Terrestrial Polyneoptera Digitization Project

 
Unidentified Genus arphia specimen is positioned for a lateral view on the left, with a ruler above of it, and a label and color chart to the right.
Unidentified species in the grasshopper genus Arphia with left-wings expanded.
Eva Larsen

The Division of Invertebrate Zoology received a grant from the National Science Foundation to database and image its terrestrial cricket, grasshopper (Orthoptera), roach ('Blattaria') and earwig (Dermaptera) collections. Parts of these collections date back to the mid-1800s, when some species such as the now-extinct Melanoplus spretus grasshopper decimated crops, ate the wool from live sheep and blackened the sky.

The project is a Partner to an Existing the Thematic Collections Network Grant, Symbiota Collection of Arthropods Network (SCAN) and we will contribute digital data from ~54,000 specimens to fill important species, locality and historical gaps in the SCAN dataset. An often slow and tedious process with sometimes old, handwritten labels no larger than a centimeter, tools such as automated image cropping and optical character recognition with the help of volunteer citizen scientists are integral to this effort.  

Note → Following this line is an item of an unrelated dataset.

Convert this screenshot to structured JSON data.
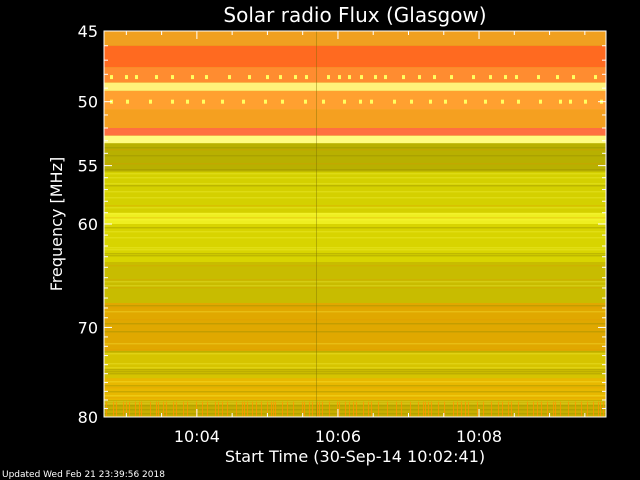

The result will be a more complete and robust understanding of species diversity and representation of current and past ecosystems and the impact of natural and anthropogenic activities. Localities will be georeferenced so specimens can be mapped in space and time, species distributions can be refined and models of distributional, ecological and diversity changes can be improved.

High resolution images of exemplar males, females, alternative morphs, and AMNH holotypes for target species will aid in species identification and comparison. Additional images of earwig cerci (hind pincers) and expanded grasshopper hindwings will be available for data visualization projects, such as looking at inter- and intra-species and sex variation. Data and images will be shared with the greater scientific community and public through AMNH’s portal, as well as with GIBF, iDigBio and SCAN aggregators.